HDP’li bazı yetkililerin açıklamalarına bakılırsa Kılıçdaroğlu’nun adaylığına sıcak bakılıyor. İlk turda kendi adaylarına oy vermesi beklenen HDPliler, görünen ve konuşulan odur ki Kılıçdaroğlu veya sol kesimden birinin aday olması halinde ikinci turda tercihini Millet İttifakından yana kullanacak, destekleyecektir. İşte bu nedenle HDP seçmeninin oyunu almadan kazanamayacağını anlayan AKP, ilk hamleyi HDP’yi ziyaret ederek başlatmıştır. Elbetteki HDP, AKP nin bu ziyaretinin gerçek amacını ve bundan sonraki gelişmeleri en doğru biçimde değerlendirecektir.
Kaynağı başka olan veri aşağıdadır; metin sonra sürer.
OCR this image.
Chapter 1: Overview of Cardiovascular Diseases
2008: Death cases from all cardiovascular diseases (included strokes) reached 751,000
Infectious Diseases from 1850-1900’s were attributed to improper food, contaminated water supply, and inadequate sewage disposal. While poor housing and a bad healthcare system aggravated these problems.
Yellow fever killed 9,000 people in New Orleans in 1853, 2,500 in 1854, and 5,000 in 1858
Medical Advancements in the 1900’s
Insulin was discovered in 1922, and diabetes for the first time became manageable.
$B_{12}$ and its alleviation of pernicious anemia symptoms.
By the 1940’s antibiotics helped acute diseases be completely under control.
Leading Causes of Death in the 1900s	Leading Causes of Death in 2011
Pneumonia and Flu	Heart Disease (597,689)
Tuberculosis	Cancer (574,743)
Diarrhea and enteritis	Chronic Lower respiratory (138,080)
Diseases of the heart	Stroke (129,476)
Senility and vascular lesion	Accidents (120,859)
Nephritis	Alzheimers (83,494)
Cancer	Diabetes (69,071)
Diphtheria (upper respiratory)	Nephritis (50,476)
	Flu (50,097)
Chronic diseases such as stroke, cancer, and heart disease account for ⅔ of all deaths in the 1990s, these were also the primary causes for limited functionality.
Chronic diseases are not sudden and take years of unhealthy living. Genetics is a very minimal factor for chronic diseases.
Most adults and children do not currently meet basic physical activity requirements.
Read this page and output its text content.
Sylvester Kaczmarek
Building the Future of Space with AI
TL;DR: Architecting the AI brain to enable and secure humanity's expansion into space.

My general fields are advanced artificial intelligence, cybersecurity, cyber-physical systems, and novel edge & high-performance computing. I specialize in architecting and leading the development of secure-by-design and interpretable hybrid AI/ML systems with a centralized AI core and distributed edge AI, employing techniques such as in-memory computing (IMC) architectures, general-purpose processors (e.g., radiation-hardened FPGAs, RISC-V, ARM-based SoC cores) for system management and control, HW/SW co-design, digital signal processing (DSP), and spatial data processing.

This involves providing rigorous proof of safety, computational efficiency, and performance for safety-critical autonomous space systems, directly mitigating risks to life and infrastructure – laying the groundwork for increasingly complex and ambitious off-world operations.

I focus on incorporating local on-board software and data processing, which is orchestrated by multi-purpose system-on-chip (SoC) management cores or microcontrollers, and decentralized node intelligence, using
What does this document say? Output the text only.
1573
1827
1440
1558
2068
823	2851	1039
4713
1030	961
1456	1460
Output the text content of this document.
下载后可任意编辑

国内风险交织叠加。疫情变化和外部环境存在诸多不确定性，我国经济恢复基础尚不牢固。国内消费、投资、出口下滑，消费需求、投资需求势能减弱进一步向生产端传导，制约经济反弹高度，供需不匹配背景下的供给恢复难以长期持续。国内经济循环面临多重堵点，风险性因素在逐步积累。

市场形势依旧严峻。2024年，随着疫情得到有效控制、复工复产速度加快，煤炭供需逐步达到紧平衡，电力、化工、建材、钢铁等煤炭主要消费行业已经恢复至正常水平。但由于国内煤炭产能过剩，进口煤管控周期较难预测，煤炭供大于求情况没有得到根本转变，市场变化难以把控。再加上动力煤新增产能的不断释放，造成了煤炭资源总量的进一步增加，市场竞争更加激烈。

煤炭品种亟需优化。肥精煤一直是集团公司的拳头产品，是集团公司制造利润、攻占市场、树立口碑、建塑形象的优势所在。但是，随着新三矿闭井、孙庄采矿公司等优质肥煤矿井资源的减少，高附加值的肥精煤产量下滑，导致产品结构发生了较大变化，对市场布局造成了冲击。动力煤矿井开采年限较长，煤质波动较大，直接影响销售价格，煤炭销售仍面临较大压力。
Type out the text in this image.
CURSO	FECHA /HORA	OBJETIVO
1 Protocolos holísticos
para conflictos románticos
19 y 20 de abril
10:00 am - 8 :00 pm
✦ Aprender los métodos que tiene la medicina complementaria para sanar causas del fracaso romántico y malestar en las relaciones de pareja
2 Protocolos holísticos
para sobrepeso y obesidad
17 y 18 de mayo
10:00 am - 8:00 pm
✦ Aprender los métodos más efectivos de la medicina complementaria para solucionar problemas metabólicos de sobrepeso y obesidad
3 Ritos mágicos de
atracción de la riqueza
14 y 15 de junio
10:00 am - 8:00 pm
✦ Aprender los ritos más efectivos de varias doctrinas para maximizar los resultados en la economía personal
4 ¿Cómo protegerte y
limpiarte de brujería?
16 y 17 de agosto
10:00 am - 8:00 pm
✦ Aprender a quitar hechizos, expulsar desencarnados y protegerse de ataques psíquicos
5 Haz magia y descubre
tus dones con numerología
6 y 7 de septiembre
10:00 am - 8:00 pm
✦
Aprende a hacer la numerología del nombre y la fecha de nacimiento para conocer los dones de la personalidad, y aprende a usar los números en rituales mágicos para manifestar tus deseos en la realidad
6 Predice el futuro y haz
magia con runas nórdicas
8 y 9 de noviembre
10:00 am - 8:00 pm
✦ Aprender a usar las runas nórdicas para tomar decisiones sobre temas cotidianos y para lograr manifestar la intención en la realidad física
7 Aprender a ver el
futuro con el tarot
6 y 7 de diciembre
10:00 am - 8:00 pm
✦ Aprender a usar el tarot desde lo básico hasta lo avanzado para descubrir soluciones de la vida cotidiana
Özellikle yıllardır cezaevinde yatan eski HDP Eş Genel Başkanı Selahattin DEMİRTAŞ ve bazı vekillerin, belediye başkanlarının cezaevinde olması başta olmak üzere, yerlerine kayyumlar atanması, suçlamaları, hakaret ve saldırıları, mağduriyetler ve çözüm sürecinde yaşananlar göz önüne alınırsa HDP, AKP iktidarına sırtını dönecek ve tercih ettikleri bir aday olursa Millet İttifakını destekleyecektir.
Gelişmeleri hep birlikte göreceğiz. seçim gününe kadar daha çok şey yaşayacağız, siyaset her zaman kaygan bir zeminde kaymaya benzemesine rağmen, ilkeli, tutarlı siyaset yapanların çizgileri, izleyecekleri yol her zaman bellidir, sürprize yer yoktur . Siyasiler, seçim gününe kadar seçim çevrelerini gezerek çalışmalar yapacaktır, mitingler olacak, seçmenlerden oy isteyecekler, yani son sözü yine seçmen söyleyecektir. Öyle anlaşılıyor ki Cumhur İttifakı veya Millet İttifakının adaylarından birinin kazanması için Kürt seçmenlerin oylarına gereksinimleri vardır. Öyle görünüyor ki Cumhurbaşkanlığına giden yol HDP ’den geçecek. Yani HDP olmadan asla!